Un désert qui finit dans l'océan : voilà Boa Vista résumée en une image. Sur cette île orientale du Cap-Vert, les dunes avancent jusqu'aux vagues de l'Atlantique, et le sable semble la matière première de tout le paysage. Les navires mouillent dans la baie de Sal Rei, la petite capitale insulaire, et les chaloupes déposent les passagers à quelques pas des maisons colorées du front de mer. La journée peut alors se partager entre trois mondes : la bourgade, le désert et le rivage.

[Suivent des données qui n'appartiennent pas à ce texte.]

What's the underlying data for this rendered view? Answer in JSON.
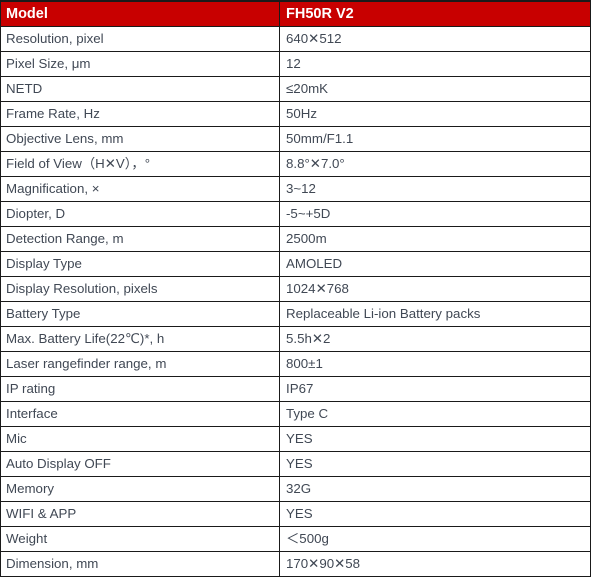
{
  "table": {
    "title_column_header": "Model",
    "value_column_header": "FH50R V2",
    "header_bg_color": "#c80000",
    "header_text_color": "#ffffff",
    "body_text_color": "#404854",
    "border_color": "#1a1a1a",
    "rows": [
      {
        "label": "Resolution, pixel",
        "value": "640✕512"
      },
      {
        "label": "Pixel Size, μm",
        "value": "12"
      },
      {
        "label": "NETD",
        "value": "≤20mK"
      },
      {
        "label": "Frame Rate, Hz",
        "value": "50Hz"
      },
      {
        "label": "Objective Lens, mm",
        "value": "50mm/F1.1"
      },
      {
        "label": "Field of View（H✕V），°",
        "value": "8.8°✕7.0°"
      },
      {
        "label": "Magnification, ×",
        "value": "3~12"
      },
      {
        "label": "Diopter, D",
        "value": "-5~+5D"
      },
      {
        "label": "Detection Range, m",
        "value": "2500m"
      },
      {
        "label": "Display Type",
        "value": "AMOLED"
      },
      {
        "label": "Display Resolution, pixels",
        "value": "1024✕768"
      },
      {
        "label": "Battery Type",
        "value": "Replaceable Li-ion Battery packs"
      },
      {
        "label": "Max. Battery Life(22℃)*, h",
        "value": "5.5h✕2"
      },
      {
        "label": "Laser rangefinder range, m",
        "value": "800±1"
      },
      {
        "label": "IP rating",
        "value": "IP67"
      },
      {
        "label": "Interface",
        "value": "Type C"
      },
      {
        "label": "Mic",
        "value": "YES"
      },
      {
        "label": "Auto Display OFF",
        "value": "YES"
      },
      {
        "label": "Memory",
        "value": "32G"
      },
      {
        "label": "WIFI & APP",
        "value": "YES"
      },
      {
        "label": "Weight",
        "value": "＜500g"
      },
      {
        "label": "Dimension, mm",
        "value": "170✕90✕58"
      }
    ]
  }
}
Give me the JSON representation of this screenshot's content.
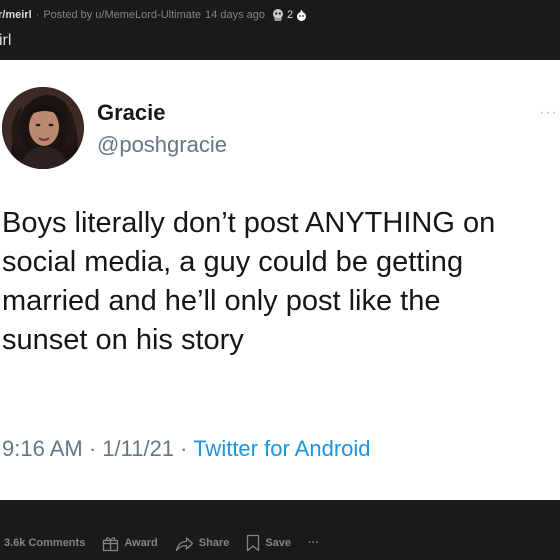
{
  "post": {
    "subreddit": "r/meirl",
    "separator": "·",
    "posted_by": "Posted by u/MemeLord-Ultimate",
    "age": "14 days ago",
    "award_count": "2",
    "title": "irl"
  },
  "tweet": {
    "name": "Gracie",
    "handle": "@poshgracie",
    "more": "···",
    "lines": [
      "Boys literally don’t post ANYTHING on",
      "social media, a guy could be getting",
      "married and he’ll only post like the",
      "sunset on his story"
    ],
    "time": "9:16 AM · 1/11/21 · ",
    "source": "Twitter for Android"
  },
  "actions": {
    "comments": "3.6k Comments",
    "award": "Award",
    "share": "Share",
    "save": "Save",
    "more": "···"
  },
  "icons": {
    "award": "award-gift-icon",
    "share": "share-arrow-icon",
    "save": "bookmark-icon",
    "avatar": "avatar-photo"
  }
}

Sal Rei, la bourgade créole
Sal Rei se parcourt sans hâte. Autour de la place principale, des bâtiments hérités de l'époque coloniale portugaise côtoient des façades peintes de bleu et d'ocre ; le marché propose fruits, poissons et artisanat, et les cafés servent un expresso à la mode capverdienne pendant que les pêcheurs réparent leurs filets sur la grève. La chapelle Notre-Dame-de-Fátima et l'église Santa Isabel ponctuent la trame des ruelles sablonneuses, où le temps s'écoule avec une lenteur assumée. On échange quelques mots en créole ou en portugais, on regarde décharger les barques, et la matinée passe sans qu'on l'ait vue partir.
Le désert de Viana
À l'intérieur des terres, le désert de Viana déploie des ondulations de sable clair piquées de touffes d'herbe dure. Les excursions en véhicule tout-terrain ou en quad, faciles à réserver près du débarcadère à l'arrivée des chaloupes, y mènent en peu de temps ; on coupe le moteur, et le silence prend toute la place. Marcher pieds nus sur une crête de dune, avec l'océan en ligne de mire au loin, procure une sensation que bien des îles tropicales ne connaissent pas : celle d'un Sahara miniature posé au milieu de l'Atlantique. Le vent redessine les formes d'un jour à l'autre, si bien que personne ne voit jamais exactement le même paysage.
Des plages à perte de vue
Le littoral de Boa Vista aligne certaines des plus vastes étendues littorales de l'archipel. Praia de Chaves déroule ses kilomètres bordés de dunes au sud-ouest de Sal Rei ; plus loin, Santa Monica étire une quinzaine de kilomètres de rivage sauvage, sans construction ni ombrage, où l'on marche longtemps sans croiser personne. L'eau garde ici la fraîcheur de l'Atlantique, et les courants demandent le respect : mieux vaut se baigner aux endroits fréquentés et garder un œil sur les drapeaux. Selon la saison, des tortues marines viennent pondre sur ces côtes, et des sorties encadrées permettent d'observer ce rituel avec le respect qu'il exige.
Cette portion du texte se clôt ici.